Antritts­vor­le­sung: Stif­tungs­pro­fes­sur für Wirt­schaftspäd­ago­gik mit dem Schwer­punkt Berufs­bil­dungs­for­schung fei­er­lich vor­ge­stellt

Am 18.05.2022 fand die Antrittsvorlesung von Univ.-Prof. Dr. Bernd Gössling im Beisein von Universitätsleitung, Vertreterinnen und Vertretern der Stifterin, Wirtschaftskammer und Arbeiterkammer sowie zahlreichen weiteren Gästen statt.

In seinem Grußwort betonte der Rektor der Universität Innsbruck, Univ.-Prof. Dr. Dr. h. c. mult. Tilmann Märk, dass durch die Stiftungsprofessur die Berufsbildungsforschung dauerhaft gestärkt und universitär etabliert wird. Herr BM Univ.-Prof. Dr. Martin Kocher hob in seinem Grußwort die Bedeutung wissenschaftlicher Arbeit für die Weiterentwicklung der Berufsbildungsstrukturen in Österreich hervor. Die Dekanin der Fakultät für Betriebswirtschaft, Univ.-Prof. Dr. Annette Ostendorf, wies auf die bisher erbrachten Leistungen hin und erläuterte die breitgefächerte Einbindung der Stiftungsprofessur in den Forschungsschwerpunkt EPoS, in das Institut für Organisation und Lernen sowie in den Forschungscluster InnVET.

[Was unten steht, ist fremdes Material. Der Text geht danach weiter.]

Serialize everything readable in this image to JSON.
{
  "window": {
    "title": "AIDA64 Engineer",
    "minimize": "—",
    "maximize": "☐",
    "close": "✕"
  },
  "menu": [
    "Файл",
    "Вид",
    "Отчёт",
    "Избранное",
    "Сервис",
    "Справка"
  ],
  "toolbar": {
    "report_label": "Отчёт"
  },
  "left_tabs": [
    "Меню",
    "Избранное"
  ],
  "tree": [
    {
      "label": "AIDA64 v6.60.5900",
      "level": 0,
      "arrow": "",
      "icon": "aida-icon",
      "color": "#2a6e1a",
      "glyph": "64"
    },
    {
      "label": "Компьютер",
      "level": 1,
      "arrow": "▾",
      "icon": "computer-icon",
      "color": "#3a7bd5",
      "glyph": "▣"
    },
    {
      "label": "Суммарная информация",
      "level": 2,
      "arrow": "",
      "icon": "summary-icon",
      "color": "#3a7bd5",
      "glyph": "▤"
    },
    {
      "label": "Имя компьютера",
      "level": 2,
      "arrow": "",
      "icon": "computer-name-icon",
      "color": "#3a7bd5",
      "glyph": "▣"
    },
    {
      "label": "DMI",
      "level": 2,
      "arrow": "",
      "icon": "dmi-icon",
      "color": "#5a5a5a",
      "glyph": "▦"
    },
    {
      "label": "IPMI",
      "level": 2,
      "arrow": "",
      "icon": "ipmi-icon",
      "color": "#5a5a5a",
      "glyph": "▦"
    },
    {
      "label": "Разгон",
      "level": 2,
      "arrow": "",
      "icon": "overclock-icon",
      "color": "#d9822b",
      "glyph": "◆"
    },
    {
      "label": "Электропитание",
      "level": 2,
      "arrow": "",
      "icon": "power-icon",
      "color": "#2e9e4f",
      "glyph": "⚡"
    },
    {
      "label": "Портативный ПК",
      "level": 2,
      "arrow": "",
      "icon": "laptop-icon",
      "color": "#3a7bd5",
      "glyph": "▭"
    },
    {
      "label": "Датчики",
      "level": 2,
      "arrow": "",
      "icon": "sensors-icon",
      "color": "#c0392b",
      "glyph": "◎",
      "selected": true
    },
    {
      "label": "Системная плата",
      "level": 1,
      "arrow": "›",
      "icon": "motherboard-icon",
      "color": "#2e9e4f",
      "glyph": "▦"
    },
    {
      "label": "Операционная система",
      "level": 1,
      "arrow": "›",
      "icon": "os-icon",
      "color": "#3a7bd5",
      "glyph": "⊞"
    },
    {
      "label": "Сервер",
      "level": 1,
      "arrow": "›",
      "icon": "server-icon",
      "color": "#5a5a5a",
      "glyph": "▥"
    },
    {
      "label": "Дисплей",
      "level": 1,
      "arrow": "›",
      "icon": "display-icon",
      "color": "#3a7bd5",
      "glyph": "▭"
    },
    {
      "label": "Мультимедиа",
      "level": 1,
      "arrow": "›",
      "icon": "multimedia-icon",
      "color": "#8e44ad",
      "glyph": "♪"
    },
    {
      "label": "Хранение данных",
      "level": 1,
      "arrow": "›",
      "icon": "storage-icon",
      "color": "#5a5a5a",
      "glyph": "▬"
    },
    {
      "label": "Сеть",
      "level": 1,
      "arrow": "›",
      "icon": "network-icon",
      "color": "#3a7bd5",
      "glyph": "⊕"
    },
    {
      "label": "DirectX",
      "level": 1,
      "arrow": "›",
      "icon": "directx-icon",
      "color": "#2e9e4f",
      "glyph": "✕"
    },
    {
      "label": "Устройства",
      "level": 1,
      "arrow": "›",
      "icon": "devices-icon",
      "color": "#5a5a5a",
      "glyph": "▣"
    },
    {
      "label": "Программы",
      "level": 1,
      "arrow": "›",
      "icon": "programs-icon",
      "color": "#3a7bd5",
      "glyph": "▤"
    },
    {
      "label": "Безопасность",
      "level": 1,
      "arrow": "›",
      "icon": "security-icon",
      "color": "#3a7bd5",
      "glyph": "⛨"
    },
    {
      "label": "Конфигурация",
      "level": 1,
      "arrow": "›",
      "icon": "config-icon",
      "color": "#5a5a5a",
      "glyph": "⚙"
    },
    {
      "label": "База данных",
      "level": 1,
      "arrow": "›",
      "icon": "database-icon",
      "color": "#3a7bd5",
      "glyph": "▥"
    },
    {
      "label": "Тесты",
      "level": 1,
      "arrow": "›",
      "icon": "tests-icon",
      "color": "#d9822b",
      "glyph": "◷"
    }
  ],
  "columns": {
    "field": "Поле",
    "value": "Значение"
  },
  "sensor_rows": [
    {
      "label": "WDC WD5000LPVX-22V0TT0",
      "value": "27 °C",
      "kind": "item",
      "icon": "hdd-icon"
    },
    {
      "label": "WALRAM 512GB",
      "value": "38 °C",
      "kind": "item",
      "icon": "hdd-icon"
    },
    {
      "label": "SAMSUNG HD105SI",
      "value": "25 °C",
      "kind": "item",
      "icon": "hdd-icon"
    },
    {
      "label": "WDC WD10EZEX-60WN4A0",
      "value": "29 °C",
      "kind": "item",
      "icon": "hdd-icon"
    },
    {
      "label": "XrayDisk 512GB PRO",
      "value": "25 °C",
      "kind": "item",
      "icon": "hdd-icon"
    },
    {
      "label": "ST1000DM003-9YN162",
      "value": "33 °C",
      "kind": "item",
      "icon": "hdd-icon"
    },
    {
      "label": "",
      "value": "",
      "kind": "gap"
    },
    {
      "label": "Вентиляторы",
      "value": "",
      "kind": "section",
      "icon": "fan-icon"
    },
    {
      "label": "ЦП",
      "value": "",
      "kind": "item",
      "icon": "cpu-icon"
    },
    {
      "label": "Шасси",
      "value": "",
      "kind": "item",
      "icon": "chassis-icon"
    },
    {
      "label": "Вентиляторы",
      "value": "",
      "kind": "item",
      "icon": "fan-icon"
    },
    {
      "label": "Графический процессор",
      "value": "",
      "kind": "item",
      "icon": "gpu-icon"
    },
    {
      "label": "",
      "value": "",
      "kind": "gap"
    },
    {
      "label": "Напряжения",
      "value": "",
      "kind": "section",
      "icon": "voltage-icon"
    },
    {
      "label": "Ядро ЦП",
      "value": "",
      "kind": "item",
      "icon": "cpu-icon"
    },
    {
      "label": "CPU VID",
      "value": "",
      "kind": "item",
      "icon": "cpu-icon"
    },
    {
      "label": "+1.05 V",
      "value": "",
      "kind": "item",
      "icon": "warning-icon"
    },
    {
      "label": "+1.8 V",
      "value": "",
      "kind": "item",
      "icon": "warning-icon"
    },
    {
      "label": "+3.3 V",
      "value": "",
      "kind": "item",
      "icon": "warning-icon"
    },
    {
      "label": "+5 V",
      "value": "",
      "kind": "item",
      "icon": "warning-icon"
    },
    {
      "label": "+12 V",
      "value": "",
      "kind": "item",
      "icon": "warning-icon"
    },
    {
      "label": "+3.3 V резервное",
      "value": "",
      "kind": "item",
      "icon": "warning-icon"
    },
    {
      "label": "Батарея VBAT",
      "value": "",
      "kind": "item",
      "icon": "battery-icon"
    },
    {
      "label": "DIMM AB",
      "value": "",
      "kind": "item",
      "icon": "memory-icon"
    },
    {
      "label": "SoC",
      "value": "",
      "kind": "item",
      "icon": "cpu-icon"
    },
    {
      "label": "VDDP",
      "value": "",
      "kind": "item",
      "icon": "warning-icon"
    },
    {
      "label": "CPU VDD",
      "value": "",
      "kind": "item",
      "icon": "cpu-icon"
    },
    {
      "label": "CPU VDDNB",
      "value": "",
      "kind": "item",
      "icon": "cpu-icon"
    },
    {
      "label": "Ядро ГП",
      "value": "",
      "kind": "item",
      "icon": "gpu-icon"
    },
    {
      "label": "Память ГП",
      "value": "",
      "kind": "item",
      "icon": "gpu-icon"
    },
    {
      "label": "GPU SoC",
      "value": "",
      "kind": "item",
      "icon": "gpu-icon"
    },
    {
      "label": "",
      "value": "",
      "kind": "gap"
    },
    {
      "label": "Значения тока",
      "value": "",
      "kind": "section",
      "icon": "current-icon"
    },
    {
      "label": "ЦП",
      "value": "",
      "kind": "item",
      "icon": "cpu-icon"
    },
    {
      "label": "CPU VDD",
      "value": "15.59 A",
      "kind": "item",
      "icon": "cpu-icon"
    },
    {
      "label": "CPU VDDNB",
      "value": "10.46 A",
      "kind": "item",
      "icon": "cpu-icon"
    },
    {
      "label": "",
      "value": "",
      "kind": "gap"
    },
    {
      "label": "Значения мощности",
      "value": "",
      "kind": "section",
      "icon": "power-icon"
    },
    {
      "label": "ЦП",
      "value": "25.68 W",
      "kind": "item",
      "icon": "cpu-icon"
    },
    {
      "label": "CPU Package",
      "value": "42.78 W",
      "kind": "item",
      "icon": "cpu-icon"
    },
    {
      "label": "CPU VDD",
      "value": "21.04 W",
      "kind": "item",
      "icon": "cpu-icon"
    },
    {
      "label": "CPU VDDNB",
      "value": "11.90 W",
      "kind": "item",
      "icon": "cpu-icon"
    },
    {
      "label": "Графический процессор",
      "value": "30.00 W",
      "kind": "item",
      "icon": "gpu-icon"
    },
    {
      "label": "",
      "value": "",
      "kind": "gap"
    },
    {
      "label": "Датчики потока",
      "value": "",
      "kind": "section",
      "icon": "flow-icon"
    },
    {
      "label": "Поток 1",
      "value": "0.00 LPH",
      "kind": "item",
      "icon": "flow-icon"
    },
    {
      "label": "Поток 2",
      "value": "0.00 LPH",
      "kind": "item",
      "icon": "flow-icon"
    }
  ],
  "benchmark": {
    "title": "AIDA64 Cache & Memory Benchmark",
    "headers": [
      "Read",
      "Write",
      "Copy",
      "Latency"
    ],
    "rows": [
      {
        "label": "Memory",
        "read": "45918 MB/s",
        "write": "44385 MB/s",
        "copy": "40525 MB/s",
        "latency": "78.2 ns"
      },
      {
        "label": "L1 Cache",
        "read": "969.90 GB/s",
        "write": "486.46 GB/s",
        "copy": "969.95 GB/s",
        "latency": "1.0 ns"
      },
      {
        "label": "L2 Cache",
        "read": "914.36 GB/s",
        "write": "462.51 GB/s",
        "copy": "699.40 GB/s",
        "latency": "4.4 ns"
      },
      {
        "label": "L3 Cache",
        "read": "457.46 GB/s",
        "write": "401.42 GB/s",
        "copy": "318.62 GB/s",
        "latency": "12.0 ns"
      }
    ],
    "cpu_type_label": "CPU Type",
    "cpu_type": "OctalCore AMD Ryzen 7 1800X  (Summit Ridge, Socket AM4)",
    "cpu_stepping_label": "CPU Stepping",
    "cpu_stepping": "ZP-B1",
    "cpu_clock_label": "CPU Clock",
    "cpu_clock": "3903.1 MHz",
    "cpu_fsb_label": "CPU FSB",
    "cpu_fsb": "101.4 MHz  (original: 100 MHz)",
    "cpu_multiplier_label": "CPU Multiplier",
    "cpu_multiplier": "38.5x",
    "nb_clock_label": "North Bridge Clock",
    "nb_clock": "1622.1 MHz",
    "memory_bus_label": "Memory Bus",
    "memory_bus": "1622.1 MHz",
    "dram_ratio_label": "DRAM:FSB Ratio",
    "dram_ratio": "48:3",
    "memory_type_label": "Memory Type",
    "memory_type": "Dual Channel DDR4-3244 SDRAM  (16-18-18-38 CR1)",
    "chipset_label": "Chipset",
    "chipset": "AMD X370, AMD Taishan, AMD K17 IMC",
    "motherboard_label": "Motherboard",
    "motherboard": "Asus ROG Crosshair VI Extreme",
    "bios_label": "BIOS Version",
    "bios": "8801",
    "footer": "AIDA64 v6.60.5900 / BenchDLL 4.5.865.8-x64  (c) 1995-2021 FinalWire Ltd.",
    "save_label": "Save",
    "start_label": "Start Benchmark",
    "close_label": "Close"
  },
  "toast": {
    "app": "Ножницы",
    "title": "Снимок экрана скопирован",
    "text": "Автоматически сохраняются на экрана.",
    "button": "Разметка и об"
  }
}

In seiner Antrittsvorlesung ging Univ.-Prof. Dr. Bernd Gössling auf den Betrieb als einen möglichen Ort der Bildung ein. Als Ausgangspunkt diente ihm die Frage, ob betriebliches Lernen neben ökonomischen Zwecken, wie der Fachkräftesicherung, auch pädagogischen Zwecken dienen könnte. Die Befundlage innerhalb der Berufsbildungsforschung zusammenfassend kam er zu dem Schluss, dass die Arbeitswelt einerseits durch strukturelle Fremdbestimmung und Anpassungsdruck gekennzeichnet ist, was betriebliches Lernen verengt, andererseits jedoch aus ökonomischen Gründen die Bedeutung von Selbstorganisation und Kooperation in der Arbeitswelt steigt, was das Potenzial menschlichen Lernens im Betrieb erweitere. Auf Basis eigener Forschungsergebnisse konnte er zeigen, dass diese Widersprüchlichkeit der Arbeitswelt auch durch technische Innovationen und neue Arbeitskonzepte nicht aufgehoben wird. Er sieht trotz und wegen dieser widersprüchlichen Struktur Möglichkeiten für eine Bildung im Sinne von Persönlichkeitsentwicklung. Berufsbildung betrachtet er unter diesen Prämissen als etwas Gestaltbares. Das von ihm vorgestellte Forschungsprogramm ordnete Univ.-Prof. Dr. Bernd Gössling in den Wissenschaft-Praxis-Dialog ein.